Figure 2. Targeting muscle wasting at the nuclear pore

In cancer, excessive activity of CRM1 results in the functional inactivation of important tumor suppressor proteins (TSPs) and cachexia preventing transcription factors (TFs). Inhibition of nuclear exporter protein Exportin1 (XPO1) by specific inhibitor of nuclear export (SINE) can induce nuclear accumulation of PGC-1 alpha and additional transcription factors that suppress cachexia causing atrogenes.

Figure 3. Role of nuclear exporter in muscle wasting (proof of concept)

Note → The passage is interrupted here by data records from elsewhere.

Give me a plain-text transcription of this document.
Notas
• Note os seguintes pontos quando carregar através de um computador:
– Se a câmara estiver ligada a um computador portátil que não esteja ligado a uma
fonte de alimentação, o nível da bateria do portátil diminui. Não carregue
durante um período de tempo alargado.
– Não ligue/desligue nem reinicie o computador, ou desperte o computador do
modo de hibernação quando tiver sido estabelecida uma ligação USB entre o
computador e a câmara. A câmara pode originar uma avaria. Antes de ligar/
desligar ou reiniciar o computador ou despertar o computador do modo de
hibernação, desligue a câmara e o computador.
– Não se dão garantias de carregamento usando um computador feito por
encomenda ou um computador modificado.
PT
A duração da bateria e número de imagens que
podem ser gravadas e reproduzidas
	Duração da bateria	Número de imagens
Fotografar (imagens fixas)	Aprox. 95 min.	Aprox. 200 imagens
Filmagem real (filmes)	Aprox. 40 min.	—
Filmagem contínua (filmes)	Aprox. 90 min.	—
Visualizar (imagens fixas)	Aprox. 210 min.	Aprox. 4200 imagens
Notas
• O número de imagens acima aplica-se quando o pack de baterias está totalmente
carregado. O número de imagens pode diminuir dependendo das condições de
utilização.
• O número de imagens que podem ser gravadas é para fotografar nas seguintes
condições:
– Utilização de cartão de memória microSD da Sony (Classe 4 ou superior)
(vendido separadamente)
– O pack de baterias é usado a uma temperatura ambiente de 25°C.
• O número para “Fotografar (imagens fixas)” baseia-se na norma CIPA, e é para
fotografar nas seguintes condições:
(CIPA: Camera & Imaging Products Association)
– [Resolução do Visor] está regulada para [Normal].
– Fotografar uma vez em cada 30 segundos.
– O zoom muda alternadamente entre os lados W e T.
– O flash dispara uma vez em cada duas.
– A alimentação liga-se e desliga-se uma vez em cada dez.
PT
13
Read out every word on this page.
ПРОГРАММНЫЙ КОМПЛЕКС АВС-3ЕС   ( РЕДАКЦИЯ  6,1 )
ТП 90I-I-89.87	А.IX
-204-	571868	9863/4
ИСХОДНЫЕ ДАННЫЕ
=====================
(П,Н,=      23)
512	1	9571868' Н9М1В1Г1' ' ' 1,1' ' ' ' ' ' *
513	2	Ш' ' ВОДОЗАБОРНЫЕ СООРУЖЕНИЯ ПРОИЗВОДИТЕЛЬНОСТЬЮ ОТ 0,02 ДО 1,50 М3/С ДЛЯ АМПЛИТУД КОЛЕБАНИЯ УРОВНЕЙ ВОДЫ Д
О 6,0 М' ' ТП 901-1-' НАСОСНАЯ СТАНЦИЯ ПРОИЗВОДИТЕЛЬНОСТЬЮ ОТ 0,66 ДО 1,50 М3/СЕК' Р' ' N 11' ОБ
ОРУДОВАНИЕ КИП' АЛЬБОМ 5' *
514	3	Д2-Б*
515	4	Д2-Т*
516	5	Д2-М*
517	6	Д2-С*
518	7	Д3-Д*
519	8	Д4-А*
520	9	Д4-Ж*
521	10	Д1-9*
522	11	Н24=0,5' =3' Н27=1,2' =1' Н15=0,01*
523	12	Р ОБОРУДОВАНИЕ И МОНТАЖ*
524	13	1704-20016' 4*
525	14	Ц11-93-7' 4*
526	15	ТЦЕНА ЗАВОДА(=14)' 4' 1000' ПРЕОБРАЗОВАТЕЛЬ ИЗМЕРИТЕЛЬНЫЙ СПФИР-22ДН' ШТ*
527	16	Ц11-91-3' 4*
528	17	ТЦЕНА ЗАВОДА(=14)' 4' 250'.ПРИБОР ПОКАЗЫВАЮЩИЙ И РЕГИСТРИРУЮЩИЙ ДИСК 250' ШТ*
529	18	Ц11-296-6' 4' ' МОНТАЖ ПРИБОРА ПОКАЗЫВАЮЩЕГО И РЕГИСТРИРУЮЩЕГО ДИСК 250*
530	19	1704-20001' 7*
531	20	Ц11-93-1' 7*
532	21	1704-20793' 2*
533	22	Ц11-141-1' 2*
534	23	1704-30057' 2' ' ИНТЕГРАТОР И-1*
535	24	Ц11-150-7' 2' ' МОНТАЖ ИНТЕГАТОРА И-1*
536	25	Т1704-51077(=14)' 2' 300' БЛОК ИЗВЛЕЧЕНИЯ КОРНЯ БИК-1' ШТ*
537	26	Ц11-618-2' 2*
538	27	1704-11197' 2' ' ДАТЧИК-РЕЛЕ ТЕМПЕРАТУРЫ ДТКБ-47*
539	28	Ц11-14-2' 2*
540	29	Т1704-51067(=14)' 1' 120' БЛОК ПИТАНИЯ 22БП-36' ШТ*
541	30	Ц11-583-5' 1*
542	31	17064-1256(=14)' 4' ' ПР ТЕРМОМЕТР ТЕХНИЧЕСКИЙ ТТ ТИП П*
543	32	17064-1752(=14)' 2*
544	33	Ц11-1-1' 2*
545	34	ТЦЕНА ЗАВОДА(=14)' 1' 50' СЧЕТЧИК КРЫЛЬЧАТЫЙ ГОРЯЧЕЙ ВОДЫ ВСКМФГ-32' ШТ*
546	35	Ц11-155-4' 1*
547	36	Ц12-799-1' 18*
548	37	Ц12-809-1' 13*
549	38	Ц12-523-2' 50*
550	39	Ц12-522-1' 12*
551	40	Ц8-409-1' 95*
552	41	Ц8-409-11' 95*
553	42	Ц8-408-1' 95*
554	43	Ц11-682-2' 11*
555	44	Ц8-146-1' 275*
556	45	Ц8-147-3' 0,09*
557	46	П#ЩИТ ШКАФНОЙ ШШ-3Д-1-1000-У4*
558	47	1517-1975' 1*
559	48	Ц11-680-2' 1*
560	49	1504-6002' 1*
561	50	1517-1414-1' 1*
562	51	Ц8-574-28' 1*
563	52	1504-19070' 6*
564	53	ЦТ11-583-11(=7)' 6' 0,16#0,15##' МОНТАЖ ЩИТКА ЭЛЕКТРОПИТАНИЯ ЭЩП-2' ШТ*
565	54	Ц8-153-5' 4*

[A] siRNA silencing of nuclear exporter caused re-expression of PGC1-α in human mammary epithelial cells. Snail transduced Human mammary epithelial cells (HMLE-Snail) grown in duplicate were exposed to either control siRNA or CRM1 siRNA for 72 hrs (for two passages). At the end of the treatment period RNA from each treatment condition was isolated and subjected to RT-PCR analysis. [B] MiaPaCa-2 pancreatic cancer cell lines grown in duplicate in six well plates (50,000 cells per well) were exposed to 50 nM Selinexor (a specific inhibitor of nuclear export for 24 hrs) and RNA was quantified using RT-PCR for [B] Atrogin-1 and [C] MurF1 (p<0.001) normalized GAPDH.